Which version of Splunk are you running this code against? The 'segmentation' argument for the /services/search/jobs/{sid}/events
endpoint is only available on Splunk 5.0 and onwards.
added segmentation='none' still shows the same.
below are my code for testing it:
#!/opt/python/bin/python
import sys, ConfigParser
from splunklib.binding import HTTPError
import splunklib.client as client
import splunklib.results as results
def getconf():
configuration = {}
config = ConfigParser.RawConfigParser()
config.read('splunk.cfg')
for session in config.sections():
if not configuration.has_key(session):
configuration[session]={}
for options in config.options(session):
if not configuration[session].has_key(options):
configuration[session][options]=config.get(session, options)
return configuration['splunk']
def format_time(timestamp):
"""
splunk format: 2013-03-18T12:00:00.000-00:00
"""
datetime=timestamp.split('/')
timestamp={'earliest_time' : '%s-%s-%sT00:00:00.000-00:00' %(datetime[2], datetime[0], datetime[1]),
'latest_time' : '%s-%s-%sT23:59:59.999-00:00' %(datetime[2], datetime[0], int(datetime[1])+1)}
return timestamp
def search(configuration, query, timestamp):
configuration.update(timestamp)
service = client.connect(**configuration)
try:
job=service.jobs.create(query, **configuration)
except HTTPError, e:
print ("query '%s' is invalid:\n\t%s" %(search, e.message))
return
rr = results.ResultsReader(job.results(segmentation='none'))
return rr
if __name__ == "__main__":
sys.argv.append('42248278')
sys.argv.append('3/15/2013')
if len(sys.argv)<3:
print "%s callid, datetime (1/1/2013)" %sys.argv[0]
sys.exit()
query="""search index=vgw "Session 25907" source="/opt/ec/vgw/logs/vgw_g2m_live_vgw5.sjc.expertcity.com_2-20130315.log" "end reason" """
result = search(getconf(), query, format_time(sys.argv[2]))
for item in result:
print item['_raw']
query="""search index=vgw "Session 25907" source="/opt/ec/vgw/logs/vgw_g2m_live_vgw5.sjc.expertcity.com_2-20130315.log" "end reason" | rex field=_raw "reason(?<reason>.*)"|table * """
result = search(getconf(), query, format_time(sys.argv[2]))
print '*'*80
for item in result:
print item['reason']
I replace original "service.jobs.oneshot" to "service.job.create" and added segmentation='none'
the result still shows same. the 2nd query is the "fix" I use now to get data out.

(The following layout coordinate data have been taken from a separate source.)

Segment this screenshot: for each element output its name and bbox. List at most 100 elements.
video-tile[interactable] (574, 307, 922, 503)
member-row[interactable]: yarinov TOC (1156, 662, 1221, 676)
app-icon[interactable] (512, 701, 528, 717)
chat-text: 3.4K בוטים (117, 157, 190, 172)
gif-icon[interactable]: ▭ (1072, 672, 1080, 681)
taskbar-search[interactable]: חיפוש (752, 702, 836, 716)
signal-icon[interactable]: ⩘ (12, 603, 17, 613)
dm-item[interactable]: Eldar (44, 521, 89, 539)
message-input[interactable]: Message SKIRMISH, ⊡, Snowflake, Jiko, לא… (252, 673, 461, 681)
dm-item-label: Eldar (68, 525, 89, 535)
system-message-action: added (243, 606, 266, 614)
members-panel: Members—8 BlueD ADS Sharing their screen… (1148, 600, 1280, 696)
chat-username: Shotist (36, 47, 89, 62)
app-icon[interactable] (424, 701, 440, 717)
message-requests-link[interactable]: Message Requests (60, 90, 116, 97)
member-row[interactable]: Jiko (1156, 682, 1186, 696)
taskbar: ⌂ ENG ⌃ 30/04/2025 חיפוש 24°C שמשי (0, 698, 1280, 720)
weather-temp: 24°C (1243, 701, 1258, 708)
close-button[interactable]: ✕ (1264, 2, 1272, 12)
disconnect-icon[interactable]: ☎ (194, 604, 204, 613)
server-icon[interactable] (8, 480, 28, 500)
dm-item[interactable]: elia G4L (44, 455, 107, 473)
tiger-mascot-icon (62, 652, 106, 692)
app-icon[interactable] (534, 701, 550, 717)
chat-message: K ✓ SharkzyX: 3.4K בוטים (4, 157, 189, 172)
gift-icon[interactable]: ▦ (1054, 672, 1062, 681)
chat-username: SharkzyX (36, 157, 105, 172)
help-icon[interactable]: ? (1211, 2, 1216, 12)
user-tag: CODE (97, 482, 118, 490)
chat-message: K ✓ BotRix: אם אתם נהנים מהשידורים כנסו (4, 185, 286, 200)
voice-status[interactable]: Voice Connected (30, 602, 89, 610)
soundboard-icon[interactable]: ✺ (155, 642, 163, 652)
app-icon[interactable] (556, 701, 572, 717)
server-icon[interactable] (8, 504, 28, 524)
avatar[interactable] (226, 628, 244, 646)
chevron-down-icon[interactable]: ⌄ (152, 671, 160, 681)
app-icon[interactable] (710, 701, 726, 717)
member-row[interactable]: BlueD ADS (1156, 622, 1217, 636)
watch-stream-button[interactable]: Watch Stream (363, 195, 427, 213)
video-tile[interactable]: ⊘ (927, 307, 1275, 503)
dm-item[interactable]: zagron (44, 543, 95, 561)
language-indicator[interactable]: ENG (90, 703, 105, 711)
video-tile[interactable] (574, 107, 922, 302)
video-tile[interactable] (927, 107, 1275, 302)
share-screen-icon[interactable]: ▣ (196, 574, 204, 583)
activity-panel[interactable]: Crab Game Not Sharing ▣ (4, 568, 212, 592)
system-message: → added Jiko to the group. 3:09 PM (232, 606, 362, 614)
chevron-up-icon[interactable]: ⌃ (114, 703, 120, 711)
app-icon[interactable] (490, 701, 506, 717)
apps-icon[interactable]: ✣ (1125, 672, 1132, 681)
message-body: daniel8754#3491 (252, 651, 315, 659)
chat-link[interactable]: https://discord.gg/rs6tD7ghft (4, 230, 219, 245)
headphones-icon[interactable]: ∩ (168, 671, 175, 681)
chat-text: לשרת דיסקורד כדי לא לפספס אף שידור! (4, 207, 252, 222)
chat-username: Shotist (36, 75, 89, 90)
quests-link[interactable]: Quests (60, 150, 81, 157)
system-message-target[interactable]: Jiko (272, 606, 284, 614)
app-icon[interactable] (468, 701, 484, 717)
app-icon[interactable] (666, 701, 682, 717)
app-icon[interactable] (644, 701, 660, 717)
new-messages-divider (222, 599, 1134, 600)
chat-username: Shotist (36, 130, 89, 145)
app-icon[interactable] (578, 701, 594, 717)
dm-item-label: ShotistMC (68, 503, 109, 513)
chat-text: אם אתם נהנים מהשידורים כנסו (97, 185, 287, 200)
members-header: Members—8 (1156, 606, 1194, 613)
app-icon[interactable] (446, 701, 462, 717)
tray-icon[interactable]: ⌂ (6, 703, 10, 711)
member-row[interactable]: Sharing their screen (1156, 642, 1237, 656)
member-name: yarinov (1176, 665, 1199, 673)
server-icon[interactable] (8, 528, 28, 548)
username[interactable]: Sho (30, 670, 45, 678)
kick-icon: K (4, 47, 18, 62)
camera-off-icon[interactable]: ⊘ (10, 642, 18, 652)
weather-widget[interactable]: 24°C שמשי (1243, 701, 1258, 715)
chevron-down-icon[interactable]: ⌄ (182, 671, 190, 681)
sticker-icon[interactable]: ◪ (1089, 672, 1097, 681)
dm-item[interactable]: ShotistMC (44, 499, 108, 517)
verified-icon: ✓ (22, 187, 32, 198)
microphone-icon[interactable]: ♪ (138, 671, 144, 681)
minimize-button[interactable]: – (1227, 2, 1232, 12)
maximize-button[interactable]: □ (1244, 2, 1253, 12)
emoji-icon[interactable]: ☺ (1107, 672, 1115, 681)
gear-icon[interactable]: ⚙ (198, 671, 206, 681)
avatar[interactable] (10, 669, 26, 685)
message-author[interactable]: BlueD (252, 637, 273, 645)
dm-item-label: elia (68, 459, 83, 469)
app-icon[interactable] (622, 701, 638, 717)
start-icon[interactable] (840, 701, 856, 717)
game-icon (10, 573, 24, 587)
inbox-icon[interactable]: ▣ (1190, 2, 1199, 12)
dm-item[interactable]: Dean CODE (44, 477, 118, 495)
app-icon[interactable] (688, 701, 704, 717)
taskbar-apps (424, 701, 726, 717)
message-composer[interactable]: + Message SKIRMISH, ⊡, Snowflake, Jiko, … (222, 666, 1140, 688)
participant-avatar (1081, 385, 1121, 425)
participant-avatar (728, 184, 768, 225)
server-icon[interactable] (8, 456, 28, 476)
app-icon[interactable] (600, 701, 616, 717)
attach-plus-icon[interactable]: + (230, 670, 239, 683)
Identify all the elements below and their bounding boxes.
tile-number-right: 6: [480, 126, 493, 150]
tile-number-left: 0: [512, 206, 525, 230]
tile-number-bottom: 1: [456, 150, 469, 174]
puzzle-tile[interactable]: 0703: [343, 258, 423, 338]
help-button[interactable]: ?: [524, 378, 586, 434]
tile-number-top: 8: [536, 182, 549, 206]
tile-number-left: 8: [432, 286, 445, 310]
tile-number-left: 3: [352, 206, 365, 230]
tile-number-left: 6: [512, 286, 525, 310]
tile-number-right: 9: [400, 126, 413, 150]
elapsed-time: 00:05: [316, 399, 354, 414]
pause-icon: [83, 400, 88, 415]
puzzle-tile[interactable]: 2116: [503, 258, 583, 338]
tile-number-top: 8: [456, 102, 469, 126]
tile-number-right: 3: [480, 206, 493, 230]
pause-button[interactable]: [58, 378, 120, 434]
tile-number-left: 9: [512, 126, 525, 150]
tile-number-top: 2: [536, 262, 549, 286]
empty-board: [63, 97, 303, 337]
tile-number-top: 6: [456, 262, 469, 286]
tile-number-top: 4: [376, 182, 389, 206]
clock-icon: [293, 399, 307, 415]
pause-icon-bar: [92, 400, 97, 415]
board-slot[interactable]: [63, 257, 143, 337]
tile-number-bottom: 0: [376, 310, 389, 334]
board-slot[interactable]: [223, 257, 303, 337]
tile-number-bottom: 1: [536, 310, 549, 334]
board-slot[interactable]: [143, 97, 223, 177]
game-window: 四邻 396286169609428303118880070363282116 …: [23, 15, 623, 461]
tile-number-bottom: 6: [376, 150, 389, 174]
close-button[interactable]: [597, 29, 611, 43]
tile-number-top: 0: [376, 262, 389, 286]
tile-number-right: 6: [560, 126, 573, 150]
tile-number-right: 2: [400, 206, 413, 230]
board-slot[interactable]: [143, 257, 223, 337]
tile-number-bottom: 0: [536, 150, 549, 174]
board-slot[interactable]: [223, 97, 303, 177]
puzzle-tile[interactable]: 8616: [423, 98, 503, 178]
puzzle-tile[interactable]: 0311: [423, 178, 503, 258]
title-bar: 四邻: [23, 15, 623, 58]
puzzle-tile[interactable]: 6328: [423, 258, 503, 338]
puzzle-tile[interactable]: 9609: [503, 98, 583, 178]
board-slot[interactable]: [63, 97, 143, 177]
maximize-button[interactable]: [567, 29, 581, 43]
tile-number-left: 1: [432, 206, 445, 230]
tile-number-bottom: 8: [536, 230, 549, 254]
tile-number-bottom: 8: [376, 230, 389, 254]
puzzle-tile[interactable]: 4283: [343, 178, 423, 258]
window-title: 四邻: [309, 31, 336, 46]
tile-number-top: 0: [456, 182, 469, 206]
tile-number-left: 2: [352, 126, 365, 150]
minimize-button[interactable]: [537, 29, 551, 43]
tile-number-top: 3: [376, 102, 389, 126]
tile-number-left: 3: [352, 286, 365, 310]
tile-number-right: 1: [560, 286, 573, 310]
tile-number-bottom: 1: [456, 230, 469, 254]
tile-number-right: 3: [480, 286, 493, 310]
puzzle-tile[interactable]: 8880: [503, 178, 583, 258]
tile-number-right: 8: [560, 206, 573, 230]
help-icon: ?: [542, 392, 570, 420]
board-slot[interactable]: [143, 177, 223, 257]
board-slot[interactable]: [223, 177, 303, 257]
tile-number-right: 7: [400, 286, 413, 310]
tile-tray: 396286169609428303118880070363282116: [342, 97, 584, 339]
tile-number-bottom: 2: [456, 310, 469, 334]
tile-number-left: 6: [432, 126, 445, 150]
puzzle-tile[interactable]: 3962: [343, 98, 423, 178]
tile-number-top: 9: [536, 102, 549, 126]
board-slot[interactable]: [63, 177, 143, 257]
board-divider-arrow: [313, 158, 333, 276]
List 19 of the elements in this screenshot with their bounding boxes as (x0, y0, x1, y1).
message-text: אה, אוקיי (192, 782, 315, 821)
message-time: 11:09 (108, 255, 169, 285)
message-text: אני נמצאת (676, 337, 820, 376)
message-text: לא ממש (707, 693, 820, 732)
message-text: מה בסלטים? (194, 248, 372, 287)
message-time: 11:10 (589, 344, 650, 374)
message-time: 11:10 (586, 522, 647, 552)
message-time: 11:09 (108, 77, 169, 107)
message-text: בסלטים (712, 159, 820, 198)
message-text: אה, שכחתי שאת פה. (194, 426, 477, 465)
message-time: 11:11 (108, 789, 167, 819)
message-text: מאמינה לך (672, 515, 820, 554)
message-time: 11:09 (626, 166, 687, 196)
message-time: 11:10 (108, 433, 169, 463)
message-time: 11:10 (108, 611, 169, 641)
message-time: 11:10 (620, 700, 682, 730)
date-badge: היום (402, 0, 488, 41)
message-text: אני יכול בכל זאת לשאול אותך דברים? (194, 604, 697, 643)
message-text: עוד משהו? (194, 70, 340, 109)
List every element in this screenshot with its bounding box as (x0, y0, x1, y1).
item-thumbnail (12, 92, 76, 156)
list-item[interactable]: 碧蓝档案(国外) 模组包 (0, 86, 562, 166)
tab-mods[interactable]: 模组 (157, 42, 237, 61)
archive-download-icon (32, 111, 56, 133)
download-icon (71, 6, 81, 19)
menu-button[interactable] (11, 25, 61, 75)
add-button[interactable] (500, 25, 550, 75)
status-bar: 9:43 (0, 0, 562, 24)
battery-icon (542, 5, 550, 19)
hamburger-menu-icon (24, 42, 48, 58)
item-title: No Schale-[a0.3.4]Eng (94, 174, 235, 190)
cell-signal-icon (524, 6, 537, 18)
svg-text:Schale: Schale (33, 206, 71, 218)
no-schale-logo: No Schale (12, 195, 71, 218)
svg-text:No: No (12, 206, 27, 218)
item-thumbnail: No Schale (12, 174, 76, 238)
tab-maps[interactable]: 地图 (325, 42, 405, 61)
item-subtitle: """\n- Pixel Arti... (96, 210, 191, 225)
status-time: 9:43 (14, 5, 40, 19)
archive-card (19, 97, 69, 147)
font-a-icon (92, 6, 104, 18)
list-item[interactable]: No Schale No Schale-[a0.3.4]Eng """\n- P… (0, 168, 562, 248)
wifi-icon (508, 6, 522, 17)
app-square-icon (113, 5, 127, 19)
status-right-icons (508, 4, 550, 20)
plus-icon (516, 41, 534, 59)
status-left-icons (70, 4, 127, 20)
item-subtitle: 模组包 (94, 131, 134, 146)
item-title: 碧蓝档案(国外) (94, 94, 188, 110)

I regex and create a new field to get the data.
here is the output:
[root@asg1-mpostgres splunk]# ./xx.py
2013-03-15 08:42:41 :
********************************************************************************
: ep disconnect
[root@asg1-mpostgres splunk]#
the 1st result is _raw data (with segmentation='none')
the 2nd line is by using regex to fix it.